DAVAO CITY (MindaNews/27 April) — No exception.
Mayor Rodrigo R. Duterte on Sunday said the 30-40-60 kph speed limit in the city applies to all, including ambulances, firetrucks and police patrol cars.
“Your sirens are there to tell vehicles ahead of you to let you pass during emergencies… Your siren does not give you the right to violate the legal speeds and drive like crazy,” Duterte addressed the responders through his television program, “Gikan sa Masa, Para sa Masa” (From the Masses, For the Masses).
Duterte said he already called the attention of City Disaster Risk Reduction and Management Council chief Emmanuel Jaldon to terminate the services of an ambulance team whom he caught “speeding.”
The mayor said emergency responders, in their duty amid life-threatening situations, should not themselves “look for accidents.”
Duterte issued Executive Order 39 in late 2013, mandating speed limits of as low as 30kph for vehicles plying the downtown streets, with the highest speed of 60 kph in the outskirts.
The EO was based on an existing national law and an old ordinance, the Land Transportation and Traffic Code or RA 4136 and Ordinance No. 778 series of 1973 known as the “Revised Traffic Ordinance of Davao City,” respectively.
However, a provision in RA4136 provides exemptions for emergency vehicles.
Prescribed speed limits were not applicable to the following:
– Doctors or their drivers responding to emergency calls;
– Drivers of a hospital ambulance on the way to and from the place of accident or other emergency;
– Drivers transporting injured or sick patients for emergency treatments to the hospital, clinic, or any similar place;
– Law enforcement officers trying to overtake a violator of traffic laws; and drivers officially operating a motor vehicle of any fire department, as well as personnel from the Armed Forces of the Philippines during times of riot, insurrection, or invasion.
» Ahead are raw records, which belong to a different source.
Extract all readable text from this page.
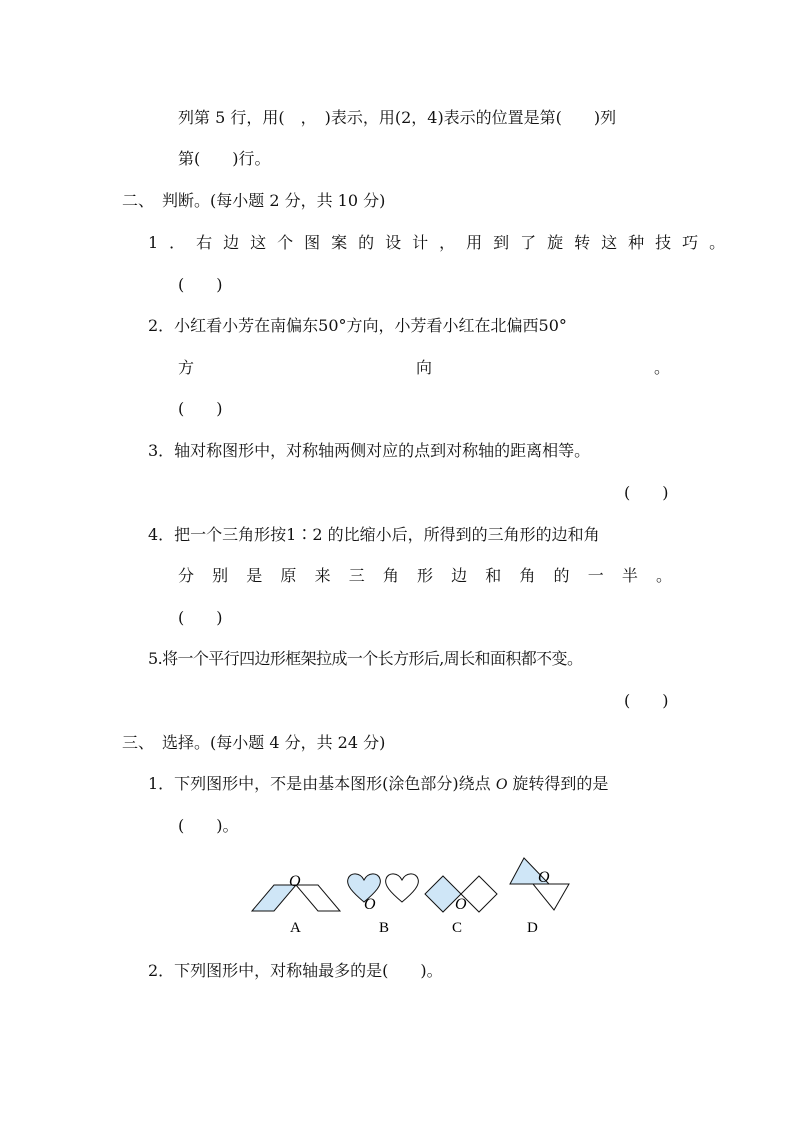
列第 5 行，用(　，　)表示，用(2，4)表示的位置是第(　　)列
第(　　)行。
二、　判断。(每小题 2 分，共 10 分)
1．右边这个图案的设计，用到了旋转这种技巧。
(　　)
2．小红看小芳在南偏东50°方向，小芳看小红在北偏西50°
方	向	。
(　　)
3．轴对称图形中，对称轴两侧对应的点到对称轴的距离相等。
(　　)
4．把一个三角形按1∶2 的比缩小后，所得到的三角形的边和角
分 别 是 原 来 三 角 形 边 和 角 的 一 半 。
(　　)
5.将一个平行四边形框架拉成一个长方形后,周长和面积都不变。
(　　)
三、　选择。(每小题 4 分，共 24 分)
1．下列图形中，不是由基本图形(涂色部分)绕点 O 旋转得到的是
(　　)。
O
A
O
B
O
C
O
D
2．下列图形中，对称轴最多的是(　　)。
Sr. Supt. Vicente Danao, Davao City Police Office director, said police units patrolling the streets are already following the city’s speed limits.
In fact, following the speed limit was better for patrol purposes to allow officers to visualize their areas better.
However, he said there are exceptions.
“Common sense will tell us that you will have to run faster if your suspect is driving faster than you are,” Danao said. “For example, if we see suspects riding in tandem on a motorcycle in the act of shooting someone, of course we have to drive faster to apprehend them.”
He quipped: “They will not abide by the speed limits.”
Jaldon said it was acceptable for the city’s responders to abide by the speed limits.
He narrated that the city’s ambulances and firetrucks are abiding by the speed limits.
“The idea of alarm is not just a license to overtake vehicles,” Jaldon said, referring to the sirens used by the responder vehicles. “It is just a device to allow motorists to be aware that there is an emerging vehicle,” he said. (MindaNews)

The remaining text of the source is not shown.